De Karmeliet wijst in dit verband op de correspondentie via de app. Hieruit blijkt dat [verzoeker] aan De Karmeliet vrij vraagt voor vrijdag 27 mei 2022, donderdag 2 juni 2022 en vrijdag 3 juni 2022 om bij andere bedrijven te kunnen meedraaien.

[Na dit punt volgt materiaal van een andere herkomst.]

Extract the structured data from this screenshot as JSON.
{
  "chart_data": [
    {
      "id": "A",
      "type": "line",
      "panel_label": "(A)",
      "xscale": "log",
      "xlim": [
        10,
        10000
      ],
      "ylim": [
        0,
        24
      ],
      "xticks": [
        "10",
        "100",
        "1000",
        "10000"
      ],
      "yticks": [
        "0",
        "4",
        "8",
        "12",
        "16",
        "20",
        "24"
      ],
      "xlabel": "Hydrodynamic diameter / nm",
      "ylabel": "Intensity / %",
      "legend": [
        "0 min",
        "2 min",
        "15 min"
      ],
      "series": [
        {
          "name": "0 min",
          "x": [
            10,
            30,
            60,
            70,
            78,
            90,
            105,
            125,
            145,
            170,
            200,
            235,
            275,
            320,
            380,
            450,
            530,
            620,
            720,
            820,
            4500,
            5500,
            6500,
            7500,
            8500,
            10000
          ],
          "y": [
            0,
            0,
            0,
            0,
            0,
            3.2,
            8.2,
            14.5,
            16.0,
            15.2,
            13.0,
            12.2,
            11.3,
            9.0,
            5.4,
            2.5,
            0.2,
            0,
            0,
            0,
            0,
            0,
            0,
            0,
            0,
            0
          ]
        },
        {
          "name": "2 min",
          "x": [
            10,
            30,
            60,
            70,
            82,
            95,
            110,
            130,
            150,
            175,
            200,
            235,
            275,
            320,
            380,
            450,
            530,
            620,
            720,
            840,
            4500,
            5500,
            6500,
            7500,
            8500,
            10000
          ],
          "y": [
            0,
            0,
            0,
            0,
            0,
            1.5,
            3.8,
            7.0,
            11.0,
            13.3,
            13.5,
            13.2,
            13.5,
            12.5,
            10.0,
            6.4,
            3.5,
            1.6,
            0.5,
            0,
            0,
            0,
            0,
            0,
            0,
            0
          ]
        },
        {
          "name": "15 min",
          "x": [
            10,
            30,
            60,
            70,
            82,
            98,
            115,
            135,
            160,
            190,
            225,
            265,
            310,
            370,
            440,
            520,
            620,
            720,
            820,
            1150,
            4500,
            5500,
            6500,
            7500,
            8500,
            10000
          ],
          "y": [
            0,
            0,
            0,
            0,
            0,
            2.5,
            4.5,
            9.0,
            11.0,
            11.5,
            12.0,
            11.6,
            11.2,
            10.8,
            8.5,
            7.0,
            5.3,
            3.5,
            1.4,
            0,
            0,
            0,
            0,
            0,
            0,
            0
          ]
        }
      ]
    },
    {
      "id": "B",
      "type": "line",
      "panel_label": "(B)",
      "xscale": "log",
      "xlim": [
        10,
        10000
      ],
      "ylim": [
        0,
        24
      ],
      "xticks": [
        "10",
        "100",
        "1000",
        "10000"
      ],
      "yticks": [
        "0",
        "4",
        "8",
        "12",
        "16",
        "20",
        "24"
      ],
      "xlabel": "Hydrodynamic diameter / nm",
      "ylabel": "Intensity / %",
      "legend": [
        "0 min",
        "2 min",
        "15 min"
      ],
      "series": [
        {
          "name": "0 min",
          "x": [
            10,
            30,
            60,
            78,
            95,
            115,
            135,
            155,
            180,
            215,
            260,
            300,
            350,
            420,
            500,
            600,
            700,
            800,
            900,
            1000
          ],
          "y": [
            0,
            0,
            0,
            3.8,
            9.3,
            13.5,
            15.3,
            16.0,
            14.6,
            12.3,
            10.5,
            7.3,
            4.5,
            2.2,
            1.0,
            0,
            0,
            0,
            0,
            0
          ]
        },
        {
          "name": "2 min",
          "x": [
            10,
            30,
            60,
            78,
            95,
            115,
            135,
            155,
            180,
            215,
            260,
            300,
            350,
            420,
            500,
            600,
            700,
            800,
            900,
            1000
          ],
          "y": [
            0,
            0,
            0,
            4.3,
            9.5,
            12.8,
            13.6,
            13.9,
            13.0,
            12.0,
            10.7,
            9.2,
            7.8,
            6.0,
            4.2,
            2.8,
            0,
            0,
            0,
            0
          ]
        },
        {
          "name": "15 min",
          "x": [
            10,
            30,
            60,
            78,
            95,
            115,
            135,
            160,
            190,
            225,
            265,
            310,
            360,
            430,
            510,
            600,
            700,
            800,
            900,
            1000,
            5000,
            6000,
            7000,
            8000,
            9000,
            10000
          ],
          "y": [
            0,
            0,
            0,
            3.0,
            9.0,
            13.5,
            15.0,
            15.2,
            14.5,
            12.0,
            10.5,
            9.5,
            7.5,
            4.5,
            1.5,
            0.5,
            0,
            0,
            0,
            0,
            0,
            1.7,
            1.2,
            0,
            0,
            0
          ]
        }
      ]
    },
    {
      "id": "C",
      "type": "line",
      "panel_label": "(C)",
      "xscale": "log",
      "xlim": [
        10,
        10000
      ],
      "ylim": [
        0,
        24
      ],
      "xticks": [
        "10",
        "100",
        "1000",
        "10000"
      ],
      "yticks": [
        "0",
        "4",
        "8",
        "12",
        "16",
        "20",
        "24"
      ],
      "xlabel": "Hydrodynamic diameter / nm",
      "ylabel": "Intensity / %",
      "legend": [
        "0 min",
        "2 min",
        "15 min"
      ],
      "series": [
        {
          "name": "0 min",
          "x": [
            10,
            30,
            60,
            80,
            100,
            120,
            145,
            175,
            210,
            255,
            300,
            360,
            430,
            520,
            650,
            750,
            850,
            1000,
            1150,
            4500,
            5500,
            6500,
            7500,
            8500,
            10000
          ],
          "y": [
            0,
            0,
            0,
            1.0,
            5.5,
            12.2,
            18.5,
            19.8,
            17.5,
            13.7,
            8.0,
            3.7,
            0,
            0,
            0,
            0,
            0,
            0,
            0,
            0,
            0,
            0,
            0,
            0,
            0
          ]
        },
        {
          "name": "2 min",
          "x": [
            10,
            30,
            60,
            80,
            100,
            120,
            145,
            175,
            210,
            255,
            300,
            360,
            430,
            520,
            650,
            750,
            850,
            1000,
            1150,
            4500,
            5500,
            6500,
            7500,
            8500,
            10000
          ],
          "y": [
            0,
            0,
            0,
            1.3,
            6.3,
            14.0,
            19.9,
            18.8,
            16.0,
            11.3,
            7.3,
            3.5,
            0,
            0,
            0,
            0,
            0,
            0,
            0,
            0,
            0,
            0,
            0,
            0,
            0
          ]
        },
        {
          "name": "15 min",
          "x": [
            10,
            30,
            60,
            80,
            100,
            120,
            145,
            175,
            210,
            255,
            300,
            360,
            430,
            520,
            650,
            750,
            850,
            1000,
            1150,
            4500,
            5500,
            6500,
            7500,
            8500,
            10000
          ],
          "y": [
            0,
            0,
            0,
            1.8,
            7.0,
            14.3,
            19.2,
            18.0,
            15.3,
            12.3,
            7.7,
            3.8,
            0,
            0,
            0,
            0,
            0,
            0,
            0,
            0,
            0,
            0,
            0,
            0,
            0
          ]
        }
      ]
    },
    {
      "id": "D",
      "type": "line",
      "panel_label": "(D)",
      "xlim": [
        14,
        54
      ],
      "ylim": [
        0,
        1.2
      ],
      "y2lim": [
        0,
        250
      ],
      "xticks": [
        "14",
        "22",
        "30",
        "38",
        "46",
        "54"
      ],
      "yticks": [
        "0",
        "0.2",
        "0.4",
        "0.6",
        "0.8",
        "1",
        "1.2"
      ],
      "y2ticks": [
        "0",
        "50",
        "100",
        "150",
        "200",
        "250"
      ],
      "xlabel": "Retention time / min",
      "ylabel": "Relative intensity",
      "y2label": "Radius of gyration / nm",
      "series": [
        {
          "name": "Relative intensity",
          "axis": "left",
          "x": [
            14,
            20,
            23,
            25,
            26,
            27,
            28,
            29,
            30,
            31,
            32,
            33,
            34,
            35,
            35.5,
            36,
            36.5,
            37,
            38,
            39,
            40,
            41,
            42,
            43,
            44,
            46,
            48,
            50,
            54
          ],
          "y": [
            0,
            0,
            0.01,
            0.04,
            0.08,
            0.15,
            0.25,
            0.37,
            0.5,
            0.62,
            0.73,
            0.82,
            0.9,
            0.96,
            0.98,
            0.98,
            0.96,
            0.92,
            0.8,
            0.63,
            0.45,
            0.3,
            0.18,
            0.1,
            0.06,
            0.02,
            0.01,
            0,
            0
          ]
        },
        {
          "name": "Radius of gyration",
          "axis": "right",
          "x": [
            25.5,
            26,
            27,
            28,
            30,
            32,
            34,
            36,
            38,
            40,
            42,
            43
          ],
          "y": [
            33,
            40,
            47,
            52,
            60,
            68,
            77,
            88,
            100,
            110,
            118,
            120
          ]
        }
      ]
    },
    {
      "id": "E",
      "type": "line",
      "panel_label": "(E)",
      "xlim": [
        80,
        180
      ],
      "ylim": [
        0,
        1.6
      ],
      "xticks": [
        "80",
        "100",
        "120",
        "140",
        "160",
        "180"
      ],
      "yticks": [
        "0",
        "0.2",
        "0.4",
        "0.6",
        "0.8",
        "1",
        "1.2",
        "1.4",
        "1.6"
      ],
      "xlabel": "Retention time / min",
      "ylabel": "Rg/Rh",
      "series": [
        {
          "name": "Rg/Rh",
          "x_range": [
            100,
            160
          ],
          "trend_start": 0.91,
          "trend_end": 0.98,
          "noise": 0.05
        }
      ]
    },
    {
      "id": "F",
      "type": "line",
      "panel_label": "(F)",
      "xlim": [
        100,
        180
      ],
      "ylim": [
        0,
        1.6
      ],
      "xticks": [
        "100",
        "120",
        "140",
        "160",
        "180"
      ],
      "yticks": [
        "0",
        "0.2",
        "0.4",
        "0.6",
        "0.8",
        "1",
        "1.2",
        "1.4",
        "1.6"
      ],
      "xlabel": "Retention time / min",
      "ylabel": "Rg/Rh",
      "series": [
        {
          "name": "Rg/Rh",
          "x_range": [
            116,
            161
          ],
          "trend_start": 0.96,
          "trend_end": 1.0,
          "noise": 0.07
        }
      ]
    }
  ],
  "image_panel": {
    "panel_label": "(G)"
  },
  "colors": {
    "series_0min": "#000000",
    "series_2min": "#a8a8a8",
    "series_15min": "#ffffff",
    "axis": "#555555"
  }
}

De Karmeliet heeft verder ter zitting aangevoerd dat [verzoeker] al lang en breed elders werk heeft gevonden.
De financiële posten
Fietsplan
De Karmeliet stelt dat zij bij de eindafrekening terecht geld heeft ingehouden omdat het dienstverband tussentijds is geëindigd en de lening vanwege het Fietsplan nog niet was afbetaald door [verzoeker] . Terecht heeft De Karmeliet een bedrag van € 1.499,96 netto verrekend.
De studiekosten
De Karmeliet stelt dat [verzoeker] tijdens een gesprek in april 2022 heeft verklaard dat hij geen verlenging wenst van zijn contract bij De Karmeliet aangezien hij bij De Karmeliet geen mogelijkheden zag voor de door hem gewenste stijgende lijn. Ter onderbouwing van deze stelling heeft De Karmeliet een verklaring van de heer [B] , operational manager bij De Karmeliet, overgelegd. Omdat [verzoeker] wilde stoppen dient hij de studiekosten aan De Karmeliet terug te betalen en was De Karmeliet bevoegd deze bij de eindafrekening te verrekenen met het salaris.
De aanzegvergoeding
De Karmeliet stelt dat zij [verzoeker] tijdig heeft geïnformeerd over het einde van rechtswege van de arbeidsovereenkomst. Namelijk bij aangetekende brief van 4 mei 2022. Dat deze brief kennelijk is geweigerd mag De Karmeliet niet worden tegengeworpen.
De transitievergoeding
Omdat [verzoeker] zelf het initiatief heeft genomen om tot een einde van de arbeidsovereenkomst te komen komt hem geen transitievergoeding toe.
Vakantiedagen
De Karmeliet stelt dat haar eindafrekening correct is. Vrijdag 27 mei 2022, donderdag 2 juni 2022 en vrijdag 3 juni 2022 betroffen onbetaald verlof. [verzoeker] had geen vrije dagen meer in 2022.